There is not a specific number of designers chosen to be featured in Threads — if a student meets the standard of construction and inspiration, they are selected.
Awards are also chosen on judging day, such as best womens-wear, best mens-wear and best in show. Designers who are honored with these awards and receive cash prizes as a small "refund" since they pay for their own material.
Student director of the venue committee Sadie Sirois is in charge of everything from lighting and staging to decor and music.
“You get big perks if you purchase a VIP ticket: priority seating in first or second row, pre-show reception in the Bovee University Center Rotunda with a cash bar, hors d'oeuvres, music, a keynote speaker and free goodie bags on the chairs. It’s a very classy affair," Sirois said.
This year's theme is "fashion lab," which pertains to the venue and decorations at the event, but will not necessarily be reflected in the clothing designed for the show. The entire show costs about $20,000 to host.

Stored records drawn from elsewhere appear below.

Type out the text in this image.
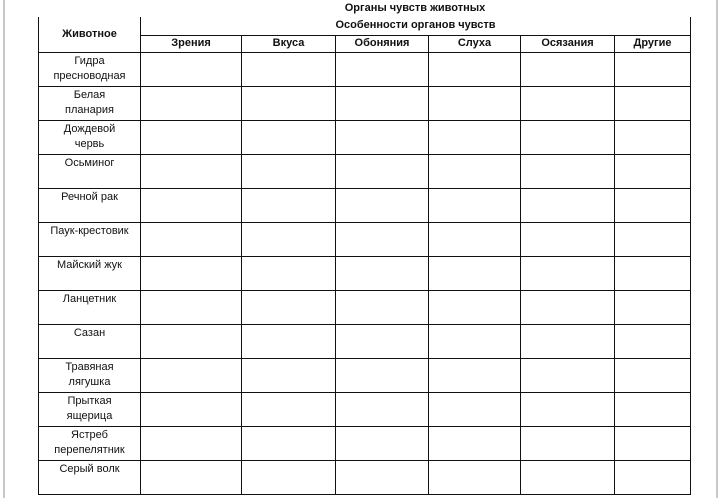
Органы чувств животных
Животное	Особенности органов чувств					
	Зрения	Вкуса	Обоняния	Слуха	Осязания	Другие

Гидра
пресноводная						

Белая
планария						

Дождевой
червь						

Осьминог						

Речной рак						

Паук-крестовик						

Майский жук						

Ланцетник						

Сазан						

Травяная
лягушка						

Прыткая
ящерица						

Ястреб
перепелятник						

Серый волк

This year, students reached out to businesses to get assistance with corporate sponsorship. In exchange, these businesses receive VIP packages and advertisement at Threads. Foster and Swift law firm and Scott's Hair Salon have been this year's sponsors in monetary donations and resources.
“My long term goal is to find corporate sponsors to pay for Threads so we can use our ticket sales to start a scholarship fund for students," Mull said. "We’re going to keep looking until we find that perfect match: someone who believes in the program, believes in the students’ work, and who would be willing to underwrite it."
The budget includes venue cost, decoration, lighting and program bulletins. The budgeting and logistics committee, led by student director Makenzie McFadden, who is in charge of keeping track of where the show is financially.
“Our biggest income is from the ticket sales, so we were in charge of designing the tickets, getting them printed and ready to be sold," said the Grand Rapids senior. "I’d say that the beginning of April really hit everyone, and now we’re all working hard to get the last minute touches handled."
The students have also had help from fundraisers such as resales, an informative Walk-in Heels event and Painting with a Twist. Different classes are a part of Threads as well. IND 331 handles the VIP reception while a food and nutrition course caters the event. Two groups in RPL 430 also chose Threads as their charity to raise money for the event.
To make Finch Fieldhouse a presentable venue for the show, the Mounted Exhibition committee will display everything from art and photography to 3D printing and CAD projects for audience members to look at. Students involved in the mounted exhibit were selected by faculty if their artwork met a certain criteria.
Cain used Adobe Illustrator to make a mock-up design for the showcase.
“I’ve grown a lot since last year when I got the job. Next year, I plan to get even more involved with Threads while designing another collection," said the Detroit senior. "I just want to keep taking it to the next level."
After succeeding Michael Mamp, Ian Mull has enjoyed his first year as the adviser. Though he has been involved with Threads for four years and has put on many fashion shows before, he said nothing has compared to his experiences planning the show this year.
"I think our students are amazing. I look at what they have accomplished since May 2015 — this show is them," Mull said.
Mull said he has enjoyed working with students through the whole planning process.
“Our adviser, Ian, has been really great working with us for his first year. He is really passionate about the show which makes it that much more fun,” said senior Lancina, a student producer from South Rockwood.
Char Glover, a Detroit designer on "America's Next Top Model," was a part of the judging panel that decided which garments will appear on the runway. Glover will also speak to audience members at the VIP reception.
Students worked hard to connect with Glover, Mull said, because they wanted a celebrity that knows the setbacks that Michigan designers face as they try to make their break in a state that is not normally considered fashion-forward.